Çünkü Tanrının insan gibi düşünülmesi “ Dinbaz” lara büyük
çıkar sağlayacaktı:
- Görünmez ve yenilmez bir destek güce sahip olmak.
- Kusurları, suçları ve cümle başarısızlıkları“ Alınyazısı”nın
üstüne atarak, insanları kolayca kandırabilmek.
Görülüyor ki neslimizin tüm kısırlıkları, kaprisleri sergileniyor.
Yoksa Osmanlı padişahı gibi Tanrı da mı kardeşlerini boğdurdu?
Karikatür çizebilseydim, şöyle bir çizim yapardım:
Önce şekli belli olmayan çok büyük bir siluet çizerdim.
Aynen bizim gibi yakası olurdu. Yakanın tüm çevresine de arı gibi,
sinek gibi milyonlarca insan figürü çizerdim. Üst tarafında da “ Yeter!
Yeter be!!!” diyerek yükselen ses halkaları olurdu.
***
Demem o ki yanlışlarla, yalanlarla, hurafelerle beslene beslene
yetişen nesillerin çarpıklığı umutsuzluğa götürmemeli bizi. Bilim
yardımıyla sorunun nedenlerini bulup, çözüm üretme seferberliğine
girmeliyiz.
Bakın Batı toplumları Rönesans- Reform’la Tanrının yakasından
düştüler. Tanrıyı rahat bırakıp, tüm enerjilerini kendi işlerine verdikleri
için, sorunları da çözüldü. Ortaçağın Giyotin zulmünden kurtuldular.

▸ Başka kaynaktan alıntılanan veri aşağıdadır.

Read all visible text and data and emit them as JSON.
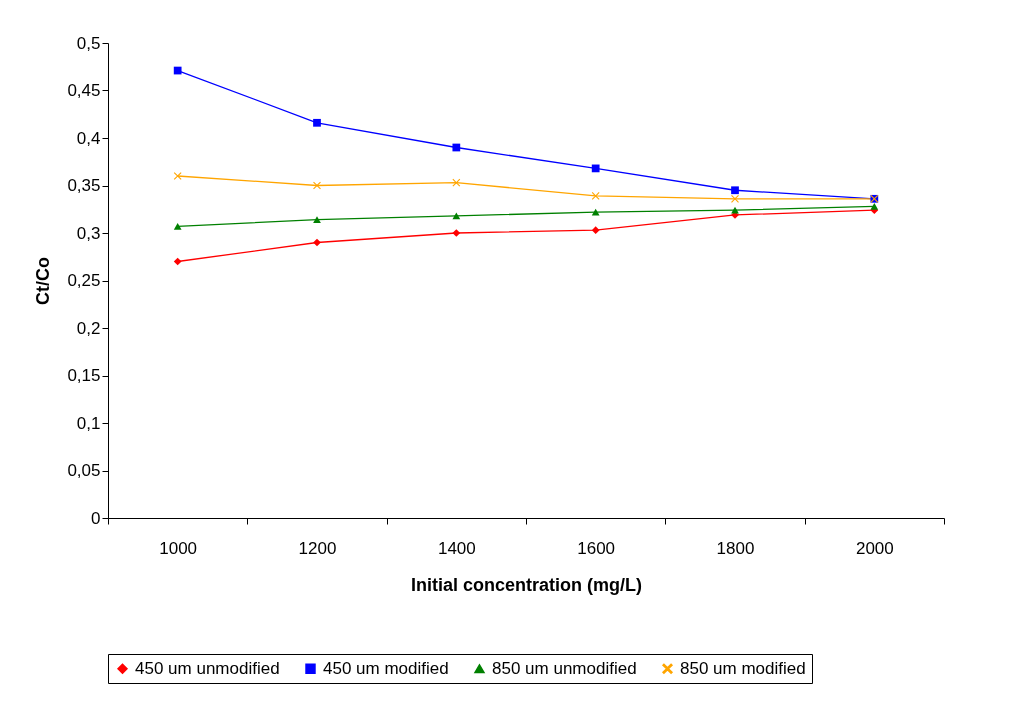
{
  "chart_data": {
    "type": "line",
    "xlabel": "Initial concentration (mg/L)",
    "ylabel": "Ct/Co",
    "categories": [
      "1000",
      "1200",
      "1400",
      "1600",
      "1800",
      "2000"
    ],
    "series": [
      {
        "name": "450 um unmodified",
        "color": "#ff0000",
        "marker": "diamond",
        "values": [
          0.27,
          0.29,
          0.3,
          0.303,
          0.319,
          0.324
        ]
      },
      {
        "name": "450 um modified",
        "color": "#0000ff",
        "marker": "square",
        "values": [
          0.471,
          0.416,
          0.39,
          0.368,
          0.345,
          0.336
        ]
      },
      {
        "name": "850 um unmodified",
        "color": "#008000",
        "marker": "triangle",
        "values": [
          0.307,
          0.314,
          0.318,
          0.322,
          0.324,
          0.328
        ]
      },
      {
        "name": "850 um modified",
        "color": "#ffa500",
        "marker": "cross",
        "values": [
          0.36,
          0.35,
          0.353,
          0.339,
          0.336,
          0.336
        ]
      }
    ],
    "ylim": [
      0,
      0.5
    ],
    "yticks": [
      {
        "value": 0,
        "label": "0"
      },
      {
        "value": 0.05,
        "label": "0,05"
      },
      {
        "value": 0.1,
        "label": "0,1"
      },
      {
        "value": 0.15,
        "label": "0,15"
      },
      {
        "value": 0.2,
        "label": "0,2"
      },
      {
        "value": 0.25,
        "label": "0,25"
      },
      {
        "value": 0.3,
        "label": "0,3"
      },
      {
        "value": 0.35,
        "label": "0,35"
      },
      {
        "value": 0.4,
        "label": "0,4"
      },
      {
        "value": 0.45,
        "label": "0,45"
      },
      {
        "value": 0.5,
        "label": "0,5"
      }
    ],
    "grid": false,
    "legend": "bottom"
  }
}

Her mahallede bir kilise yok. Belli vakitlerde isteyen kiliseye gidip
inandığı görevi özgürce yerine getiriyor. Din kavgasından kurtuldular.
Çünkü Tanrının ne istediğini anlamışlardı.Tanrıları onlara demişti ki:
- Ben Doğayı yarattım. Onun her öğesi değerlidir. Sen de bu
öğelerden birisin.
- Her öğe kendini korumakla ve verilmiş doğal görevleri yerine
getirmekle yükümlüdür.
- Doğanın ürünleri bir zincirin halkaları gibidir, birbirine muhtaçtır.
- İnsan beyni üretkendir. O yüzden senin sorumluluğun çok daha
ağırdır. Sahip olduğun beynin değerini kavrayıp, ona uygun bir
yaşam düzeni kurmakla sorumlusun. Tüm Doğanın mutluluğu
buna bağlıdır.
- Evrende tüm sistemler birbirleriyle ilişki içindedirler. Onları
dış etkilerle değiştirebilecek güç yoktur.
- İyi şeyler yaptığınızda puan alırsınız. Yoksa benim kurallarımı
Hiç bir hareket değiştiremez ya da etkileyemez.
- Yani beni rahat bırakın. Siz kendi işinize bakın.
İşte, bu kurallara uygun bir yaşam düzeni kurmak Tanrıyı rahat
bırakmaktır. Yani bunun adı Lâiklik’tir.
Yani Lâiklik, Tanrının Dinbazların elinden kurtuluşu demektir.